Believe it or not, some dogs actually love the vet! It’s a place where they get treats, lots of attention, and they get to see other dogs. But for other dogs, the vet office can be a stressful, scary place.
Tips to help your dog’s vet experience go smoothly.
Keep it positive.
You can help your dog associate the vet office with positive experiences by visiting the vet once a week or so even when you don’t have an appointment. Of course, you should ask the staff if this is OK ahead of time and perhaps agree on a specific time when the office is generally not too busy. Explain that you want your dog to view the vet office as a fun place to visit, and perhaps the receptionist could even give him dog treats each time you arrive.
On these “fun visits” to the vet office, simply walk in with your dog, hang out in the lobby for a minute or two and then leave. If your dog will accept treats, try giving him little bits of hot dogs the whole time. Perhaps the receptionist or a vet tech will have a minute to pet and touch your dog if your dog is comfortable being approached by strangers. Your dog just might think the vet office is the best place ever! When you turn to leave the lobby, stop giving your dog treats. You want him to think, “Oh, we’re leaving already? But I want to stay here so I can keep eating treats!”

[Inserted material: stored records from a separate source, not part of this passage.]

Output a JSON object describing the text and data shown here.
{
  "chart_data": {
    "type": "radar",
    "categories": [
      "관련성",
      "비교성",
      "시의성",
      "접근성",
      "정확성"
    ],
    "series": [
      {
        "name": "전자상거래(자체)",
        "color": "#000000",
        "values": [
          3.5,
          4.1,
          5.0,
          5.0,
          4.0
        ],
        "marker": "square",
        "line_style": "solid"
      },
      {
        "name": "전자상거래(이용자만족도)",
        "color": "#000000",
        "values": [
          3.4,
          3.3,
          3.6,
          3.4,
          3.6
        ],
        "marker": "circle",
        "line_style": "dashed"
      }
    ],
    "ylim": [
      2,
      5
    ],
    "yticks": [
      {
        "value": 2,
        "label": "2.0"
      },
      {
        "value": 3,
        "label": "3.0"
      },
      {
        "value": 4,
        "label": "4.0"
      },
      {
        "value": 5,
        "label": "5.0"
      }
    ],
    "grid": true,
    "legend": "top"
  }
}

Socialize your dog every day.
If you take your dog to more places and introduce him to more people, going to the vet may not be such a big deal. It will just be another stop on the list. Just a few ways to socialize your dog could include walking in a new area every day, asking different people to pet your dog or signing up for an obedience class.
You should also practice obedience commands with your dog on a daily basis so your dog learns to look to you for direction in various situations. If you can get your dog to focus on you and listen to you when he’s calm, then you’re going to have an easier time handling your dog when he’s stressed. So practice loose-leash walking and all the basics like sit, stay, down and come.
Warn the vet ahead of time about your dog’s fears.
If the vet has a heads up about your dog’s fears, she can plan accordingly and probably give you some extra advice. For example, if a dog is feeling insecure it’s best to ask people to approach him from the side rather than head on with direct eye contact. The vet should be patient with your dog and talk to him in a soft, calm voice. She may kneel down to examine your dog on the floor instead of placing him on the shiny, scary exam table. If your dog has to be on the table, it might help to place a small dog bed or towel on the table for him to sit on.
Act like going to the vet is no big deal.
If you’re nervous, your dog will be more likely to feel nervous as well. So, try to truly believe that going to the vet is no big deal. It will pay off!
What advice do the rest of you have for helping a fearful dog at the vet?